What BT does for global logistics
BT provides networked IT services for global logistics providers, airlines and port operators giving them:
Faster, more accurate delivery
Better supply chain visibility
Superior customer service
Optimized asset utilization.
How BT helps global logistics operators
A fun way to find out how BT’s networked IT services can help global logistics providers, airlines and port operators achieve faster, more accurate delivery, better supply chain visibility, superior customer service and optimized asset utilization.
We have co-innovation programmes with global logistics giants like DHL and TNT
15 out of 20 top airlines are BT customers, including Lufthansa, Emirates, Etihad and Air China
The busiest trans-shipment container port in the world depends on BT.
We provide specialised services for the different types of organisation in the logistics industry, like:
supply chain visibility solutions for third party logistics providers (3PLs)
customs clearance services for air freight forwarders, cargo handlers and carriers
resource optimisation systems for container terminal operators.
We also have vast experience and expertise in providing the communications and IT infrastructure, like networks and contact centres, which underpin the critical business operations of logistics companies throughout the world.
Have a good look round and Enquire Now if there’s anything you need.
Where BT is adding business value
- We have helped a major 3PL take 38% off their network costs, enabling them to deliver goods more quickly and cheaply
- We have helped one of the fastest growing world airlines cut its average call handling time down by 30 seconds and improve customer service by combining their 70 contact centres across the globe into 1 virtual one
- And we have helped one very large container terminal customer increase throughput by 25%, by automating their processes and integrating their systems.
Major trends affecting global trade
We asked our customers “What’s driving change in your industry?” The answers all came down to 4 mega trends affecting global trade:
1 Unbalanced economy In Europe and the US the economy is still struggling. But in Asia-Pacific and Latin America there’s rapid growth and an urgent need to invest to seize the opportunity. And there’s a lot of uncertainty, making infrastructure investment risky.
2 Instant globalisation Trade has existed throughout human history. But what has changed more than anything is speed – not just speed of delivery, but speed at which information has to be exchanged across increasingly complex and globalised supply chains.
3 Power of the individual A lot of this is driven by consumer expectations. Online shopping is structurally altering traditional distribution channels. Third party logistics providers have to be more competitive and differentiated to seize the opportunity.
4 End to limitless resources And we are all gradually coming to realise that the world’s resources are not limitless after all.
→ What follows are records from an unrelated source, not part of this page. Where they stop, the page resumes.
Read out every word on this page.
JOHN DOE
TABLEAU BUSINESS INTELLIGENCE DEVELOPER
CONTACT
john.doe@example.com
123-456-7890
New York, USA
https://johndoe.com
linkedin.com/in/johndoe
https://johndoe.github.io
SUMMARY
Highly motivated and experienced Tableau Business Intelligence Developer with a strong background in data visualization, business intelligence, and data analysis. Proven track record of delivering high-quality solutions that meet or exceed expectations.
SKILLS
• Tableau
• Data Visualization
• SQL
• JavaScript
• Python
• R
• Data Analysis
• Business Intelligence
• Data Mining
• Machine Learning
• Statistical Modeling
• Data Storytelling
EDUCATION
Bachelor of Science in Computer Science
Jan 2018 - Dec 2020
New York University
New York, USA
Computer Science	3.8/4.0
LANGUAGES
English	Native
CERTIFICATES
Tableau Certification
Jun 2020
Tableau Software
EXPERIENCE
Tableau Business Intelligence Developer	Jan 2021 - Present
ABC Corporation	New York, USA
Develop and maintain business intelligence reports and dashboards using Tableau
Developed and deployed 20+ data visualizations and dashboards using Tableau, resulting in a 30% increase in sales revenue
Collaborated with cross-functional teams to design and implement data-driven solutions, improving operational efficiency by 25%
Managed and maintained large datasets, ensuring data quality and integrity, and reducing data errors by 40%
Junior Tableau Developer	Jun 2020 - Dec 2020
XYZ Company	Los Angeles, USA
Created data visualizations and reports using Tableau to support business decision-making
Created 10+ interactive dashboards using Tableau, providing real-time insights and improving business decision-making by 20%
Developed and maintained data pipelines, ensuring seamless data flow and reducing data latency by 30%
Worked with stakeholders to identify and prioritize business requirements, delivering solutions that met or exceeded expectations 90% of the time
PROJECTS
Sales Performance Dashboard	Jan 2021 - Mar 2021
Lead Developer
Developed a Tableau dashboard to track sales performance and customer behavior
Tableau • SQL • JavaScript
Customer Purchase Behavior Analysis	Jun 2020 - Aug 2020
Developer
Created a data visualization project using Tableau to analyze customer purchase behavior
We have to reduce carbon emissions, pollute less and act with a greater sense of environmental responsibility.
Key challenges for global logistics
For logistics providers (3PLs, 4PLs, contract logistics, transport providers and shipping companies), which have to operate at incredibly tight margins, it’s all about squeezing more efficiency out of your operation. Sometimes the only way to do that is through innovation – coming up with something none of your competitors have thought of to differentiate yourself in your marketplace.
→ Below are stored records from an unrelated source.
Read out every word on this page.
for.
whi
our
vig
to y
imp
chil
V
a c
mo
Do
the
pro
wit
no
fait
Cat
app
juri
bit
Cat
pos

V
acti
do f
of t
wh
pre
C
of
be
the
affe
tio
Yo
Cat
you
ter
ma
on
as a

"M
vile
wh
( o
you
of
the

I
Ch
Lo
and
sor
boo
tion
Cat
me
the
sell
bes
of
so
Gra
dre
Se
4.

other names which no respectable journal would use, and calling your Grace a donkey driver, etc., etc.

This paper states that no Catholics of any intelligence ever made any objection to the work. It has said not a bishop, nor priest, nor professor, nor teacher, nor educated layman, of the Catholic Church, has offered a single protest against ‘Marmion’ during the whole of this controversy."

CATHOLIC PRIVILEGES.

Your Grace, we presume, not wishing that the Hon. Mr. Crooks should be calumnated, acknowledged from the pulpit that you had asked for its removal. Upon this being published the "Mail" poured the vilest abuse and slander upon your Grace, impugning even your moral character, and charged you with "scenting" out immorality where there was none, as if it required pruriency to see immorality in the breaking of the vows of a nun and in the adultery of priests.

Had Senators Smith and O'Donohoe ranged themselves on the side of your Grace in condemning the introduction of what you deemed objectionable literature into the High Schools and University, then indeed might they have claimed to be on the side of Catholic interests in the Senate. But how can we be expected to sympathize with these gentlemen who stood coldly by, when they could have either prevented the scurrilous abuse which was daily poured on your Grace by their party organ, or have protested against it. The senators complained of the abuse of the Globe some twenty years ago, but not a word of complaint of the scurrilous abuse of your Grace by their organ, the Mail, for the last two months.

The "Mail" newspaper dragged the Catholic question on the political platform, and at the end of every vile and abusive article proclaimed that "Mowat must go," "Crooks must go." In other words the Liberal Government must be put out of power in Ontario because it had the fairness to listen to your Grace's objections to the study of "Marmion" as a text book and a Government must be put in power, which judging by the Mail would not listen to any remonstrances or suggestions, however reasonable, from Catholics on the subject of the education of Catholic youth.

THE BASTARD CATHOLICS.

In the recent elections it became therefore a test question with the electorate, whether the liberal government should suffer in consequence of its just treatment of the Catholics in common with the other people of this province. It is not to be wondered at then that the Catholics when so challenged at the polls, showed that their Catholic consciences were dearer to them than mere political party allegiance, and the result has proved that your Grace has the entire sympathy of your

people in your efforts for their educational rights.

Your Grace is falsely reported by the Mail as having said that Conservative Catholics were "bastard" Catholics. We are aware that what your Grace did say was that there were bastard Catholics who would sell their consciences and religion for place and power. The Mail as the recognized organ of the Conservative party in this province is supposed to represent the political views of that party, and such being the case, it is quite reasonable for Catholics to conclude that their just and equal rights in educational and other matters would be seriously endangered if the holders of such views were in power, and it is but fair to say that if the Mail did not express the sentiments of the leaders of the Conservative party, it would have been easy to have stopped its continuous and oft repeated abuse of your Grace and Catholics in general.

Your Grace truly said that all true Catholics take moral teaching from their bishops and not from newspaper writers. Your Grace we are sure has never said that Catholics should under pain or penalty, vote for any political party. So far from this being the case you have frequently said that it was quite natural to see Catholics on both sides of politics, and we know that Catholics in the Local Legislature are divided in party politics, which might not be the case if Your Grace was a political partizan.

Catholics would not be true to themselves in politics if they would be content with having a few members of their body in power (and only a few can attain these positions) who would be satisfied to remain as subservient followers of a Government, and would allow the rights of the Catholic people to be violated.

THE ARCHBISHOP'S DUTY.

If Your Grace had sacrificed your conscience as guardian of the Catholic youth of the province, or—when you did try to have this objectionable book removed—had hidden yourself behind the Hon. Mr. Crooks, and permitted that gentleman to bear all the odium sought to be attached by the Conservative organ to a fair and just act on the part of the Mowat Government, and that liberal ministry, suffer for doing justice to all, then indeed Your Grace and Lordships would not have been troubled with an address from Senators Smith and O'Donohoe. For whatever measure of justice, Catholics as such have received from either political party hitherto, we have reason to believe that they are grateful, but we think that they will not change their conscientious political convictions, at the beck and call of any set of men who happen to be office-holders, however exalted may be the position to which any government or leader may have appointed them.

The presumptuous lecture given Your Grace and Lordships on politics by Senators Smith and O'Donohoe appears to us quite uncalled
See the ‘TNT BT Global Trace case study’ on how BT has been working with one of its major 3PL customers to innovate and launch new services.
For airlines the key opportunity is to improve customer experience from the time of the booking throughout their journey, and that means (among other things) collaborating more closely with airports, reaping the efficiencies of customer self-service and building beneficial customer relationships. BT provides managed contact centres so you can deliver great customer service.
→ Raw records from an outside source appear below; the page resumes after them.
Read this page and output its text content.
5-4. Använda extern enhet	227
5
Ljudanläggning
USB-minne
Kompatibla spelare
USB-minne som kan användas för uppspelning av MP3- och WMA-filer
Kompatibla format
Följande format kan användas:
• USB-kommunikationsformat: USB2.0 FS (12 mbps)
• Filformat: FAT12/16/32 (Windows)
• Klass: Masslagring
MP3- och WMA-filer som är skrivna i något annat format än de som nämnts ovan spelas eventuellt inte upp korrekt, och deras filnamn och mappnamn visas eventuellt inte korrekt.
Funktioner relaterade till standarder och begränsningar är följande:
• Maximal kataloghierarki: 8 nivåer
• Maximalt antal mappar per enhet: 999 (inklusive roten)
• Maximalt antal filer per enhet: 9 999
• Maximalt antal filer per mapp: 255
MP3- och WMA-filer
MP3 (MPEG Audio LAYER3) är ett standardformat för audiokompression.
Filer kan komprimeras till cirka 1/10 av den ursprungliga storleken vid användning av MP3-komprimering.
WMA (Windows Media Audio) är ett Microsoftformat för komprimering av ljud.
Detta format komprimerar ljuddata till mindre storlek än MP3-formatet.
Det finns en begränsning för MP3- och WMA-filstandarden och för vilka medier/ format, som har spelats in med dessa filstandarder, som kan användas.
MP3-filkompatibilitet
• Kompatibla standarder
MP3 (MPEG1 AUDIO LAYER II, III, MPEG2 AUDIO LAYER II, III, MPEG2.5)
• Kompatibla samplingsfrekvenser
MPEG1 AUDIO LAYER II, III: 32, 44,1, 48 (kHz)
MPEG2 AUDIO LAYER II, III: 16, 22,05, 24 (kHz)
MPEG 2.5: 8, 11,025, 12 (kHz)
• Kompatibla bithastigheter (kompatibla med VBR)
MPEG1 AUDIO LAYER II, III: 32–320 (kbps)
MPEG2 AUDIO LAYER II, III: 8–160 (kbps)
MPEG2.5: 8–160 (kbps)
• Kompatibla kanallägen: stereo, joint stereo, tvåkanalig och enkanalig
For ports the key is to maximise asset utilisation, turn container ships around faster, and minimise unproductive movements. BT provides a container port resource optimisation system, along with all the communications infrastructure needed to make it work.
How networked IT drives competitiveness
Logistics providers need to win and retain more outsourced contracts, improving accuracy, timeliness and service. BT’s services help by:
Extending your global footprint to support client expansion plans
Achieving end-to-end supply chain visibility to maximise efficiency, accuracy and avoid waste
Airlines need to attract more freight (and passengers), differentiating on superior customer service. BT’s services help by:
Having a single view of the customer, with real-time booking and trading information, accessible from all customer service points
Offering secure and efficient online booking and customer self-service kiosks
Utilising a flexible a global network to support sustainable route expansion.
Monitoring shipments across the airfreight community by putting carriers, handlers and forwarders on a common platform
Ports need to maximise profitability and optimise asset utilisation. BT’s services help by:
Speeding up vessel turnaround and maximising terminal productivity with networked operational management systems
Minimising unloaded plant movements by using systems that communicate dynamically with RTG, crane and truck drivers
Integrating communications with hinterland rail, road and barge operators
Providing prompt, accurate and consolidated billing through integration of disparate systems.